One student, Robert Stacey, has taken the skills he learned in the SciotoTech carpentry program to become a member of the Local 437 Carpentry Union in Portsmouth. After placing second in the Ohio SkillsUSA competition, Stacey now has graduated and is working with a bridge-building company in Columbus.


“(The union) hired him straight out. Actually, he was still in high school when they hired him. They met him through the SkillsUSA competitions and were impressed. He was number one in the region and number two in the state,” Reedy said.


Reedy said the union has been a valuable resource for the carpentry program at SciotoTech, which he said is currently the only program in the entire state of Ohio to teach its students using the union’s own handbook. On Wednesday, Reedy is taking his 40 students to tour the union training facility in Columbus.

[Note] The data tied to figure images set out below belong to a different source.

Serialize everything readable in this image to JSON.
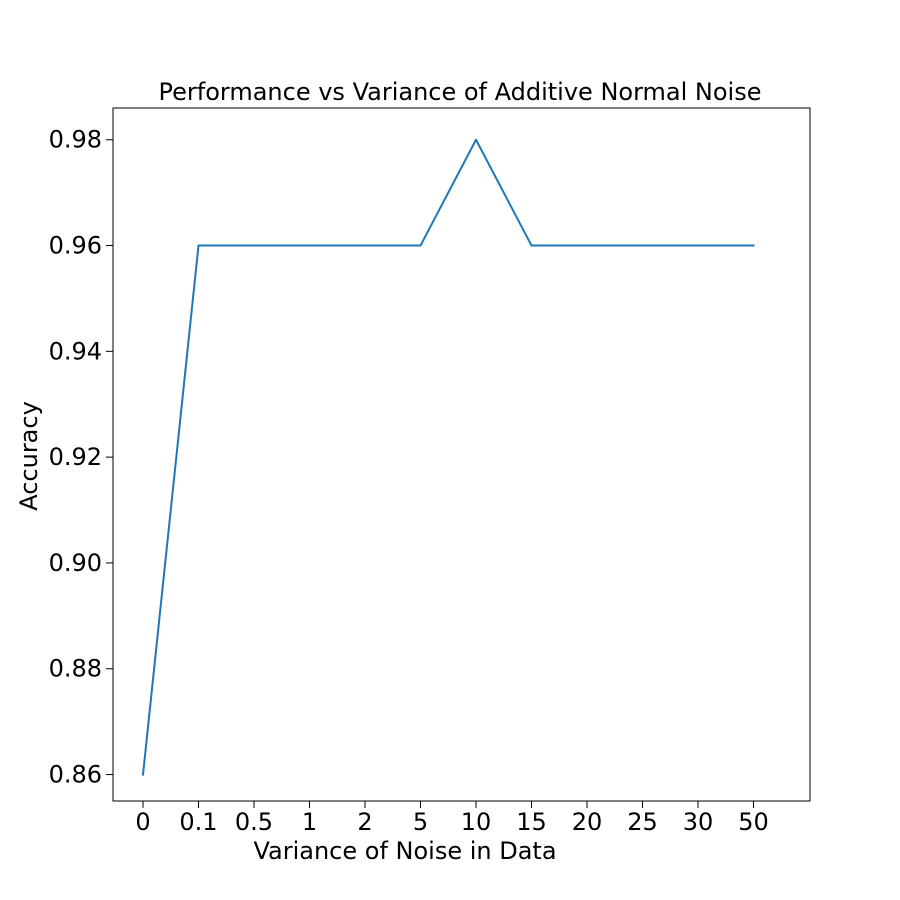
{
  "chart_data": {
    "type": "line",
    "title": "Performance vs Variance of Additive Normal Noise",
    "xlabel": "Variance of Noise in Data",
    "ylabel": "Accuracy",
    "categories": [
      "0",
      "0.1",
      "0.5",
      "1",
      "2",
      "5",
      "10",
      "15",
      "20",
      "25",
      "30",
      "50"
    ],
    "series": [
      {
        "values": [
          0.86,
          0.96,
          0.96,
          0.96,
          0.96,
          0.96,
          0.98,
          0.96,
          0.96,
          0.96,
          0.96,
          0.96
        ],
        "color": "#1f77b4"
      }
    ],
    "yticks": [
      "0.86",
      "0.88",
      "0.90",
      "0.92",
      "0.94",
      "0.96",
      "0.98"
    ],
    "ylim": [
      0.855,
      0.986
    ],
    "grid": false,
    "legend": "none"
  }
}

“It’s kind of like my training facility, only it’s like five times that,” Reedy said.


Puckett said the partnership between the union and the school provides them an excellent opportunity to help prepare students for joining the workforce, and keeping the best and brightest working right here at home.


“It’s kind of one of those situations where if we’re able to collaborate with them and explain to them the type of skills we think these young adults will need when they graduate, it just helps us help them to prepare the kids. The stuff I’ve been talking to him (Reedy) about — the things they’ll need, the tools they’ll need — he’s actually been pushing them in that direction. He’s explaining that when you get out as a commercial carpenter you’ll be doing a lot of metal frames, concrete work, bridges, working a lot of the power plants and not so much framing houses. The school is helping a lot because they’re gearing them more towards a commercial market,” Puckett said.